How a clever sign maker pointed travelers to Boone

“Boone, the county seat of Watauga County, was our destination, and, ever since morning, the guideboards and the trend of the roads had notified us that everything in this region tends towards Boone as a center of interest. The simple ingenuity of some of the guide-boards impressed us. If, on coming to a fork, the traveler was to turn to the right, the sign read,

“To BOONE 10 M.

“If he was to go to the left, it read,

“M 01 ENOOB oT”

— From “On Horseback”  by Charles Dudley Warner (1885)

I’m not reproducing the second sign precisely — all the letters were mirror-image backward.

 

Rumbling Bald delivered message to moonshiners

“The house faced Bald Mountain, 4000 feet high, a hill that had a very bad reputation some years ago [1874], and was visited by newspaper reporters. This is, in fact, the famous Shaking Mountain. For a long time it had a habit of trembling, as if in an earthquake spasm, but with a shivering motion very different from that produced by an earthquake.

“The only good that came of it was that it frightened all the ‘moonshiners,’ and caused them to join the church. It is not reported what became of the church afterwards.”

— From “On Horseback”  by Charles Dudley Warner (1885)

Warner’s droll observation considerably understates the religious response to Rumbling Bald — John Blythe provides the extraordinary details.

 

‘A practical difficulty arose. The jail was locked up….’

“The stores [in Burnsville] were closed and the two churches also, this not being the Sunday for the itinerant preacher. The jail also showed no sign of life, and when we asked about it, we learned that it was empty, and had been for some time. No liquor is sold in the place, nor within at least three miles of it. It is not much use to try to run a jail without liquor.

“In the course of the morning a couple of stout fellows arrived, leading between them a young man whom they had arrested,– it didn’t appear on any warrant, but they wanted to get him committed and locked up. The offense charged was carrying a pistol; the boy had not used it against anybody, but he had flourished it about and threatened, and the neighbors wouldn’t stand that; they were bound to enforce the law against carrying concealed weapons.

“The captors were perfectly good-natured and on friendly enough terms with the young man, who offered no resistance, and seemed not unwilling to go to jail. But a practical difficulty arose. The jail was locked up, the sheriff had gone away into the country with the key, and no one could get in…. The prisoner and his captors loafed about the square all day, sitting on the fence, rolling on the grass, all of them sustained by a simple trust that the jail would be open some time….”

— From “On Horseback: A Tour in Virginia, North Carolina, and Tennessee”  by Charles Dudley Warner (1885)

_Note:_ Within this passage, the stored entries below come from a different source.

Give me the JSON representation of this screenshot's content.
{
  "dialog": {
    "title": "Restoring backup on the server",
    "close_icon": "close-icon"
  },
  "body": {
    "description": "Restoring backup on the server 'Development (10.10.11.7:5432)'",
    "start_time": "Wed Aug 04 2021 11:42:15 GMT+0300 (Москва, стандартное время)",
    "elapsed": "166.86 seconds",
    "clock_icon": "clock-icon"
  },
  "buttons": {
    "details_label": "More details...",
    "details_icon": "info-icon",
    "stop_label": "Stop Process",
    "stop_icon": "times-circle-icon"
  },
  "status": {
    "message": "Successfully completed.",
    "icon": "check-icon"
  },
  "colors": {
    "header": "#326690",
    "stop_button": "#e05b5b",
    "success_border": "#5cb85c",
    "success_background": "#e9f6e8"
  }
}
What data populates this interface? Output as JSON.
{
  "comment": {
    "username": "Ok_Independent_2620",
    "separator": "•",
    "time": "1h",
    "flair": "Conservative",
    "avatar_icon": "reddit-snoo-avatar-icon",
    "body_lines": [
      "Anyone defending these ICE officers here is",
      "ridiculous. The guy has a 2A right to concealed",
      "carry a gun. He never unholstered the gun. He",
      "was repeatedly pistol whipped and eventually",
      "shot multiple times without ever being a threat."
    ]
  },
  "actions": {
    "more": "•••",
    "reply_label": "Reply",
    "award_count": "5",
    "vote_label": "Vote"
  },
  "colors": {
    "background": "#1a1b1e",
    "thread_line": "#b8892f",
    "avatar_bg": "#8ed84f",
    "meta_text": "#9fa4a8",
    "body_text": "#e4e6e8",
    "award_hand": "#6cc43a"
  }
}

By the time Charles Dudley Warner arrived, North Carolina had already been trenchantly described by visitors such as Fanny Kemble (1838), Frederick Law Olmsted (1856), William Howard Russell (1861) and Sidney Andrews (1865). But Warner took a different tack, viewing the natives with amusement, wit and generosity.

His knack for observation wasn’t limited to his travel writing. Although the quote is often credited to his friend and sometime coauthor Mark Twain, Warner apparently was first to comment that “Everybody talks about the weather, but nobody does anything about it.”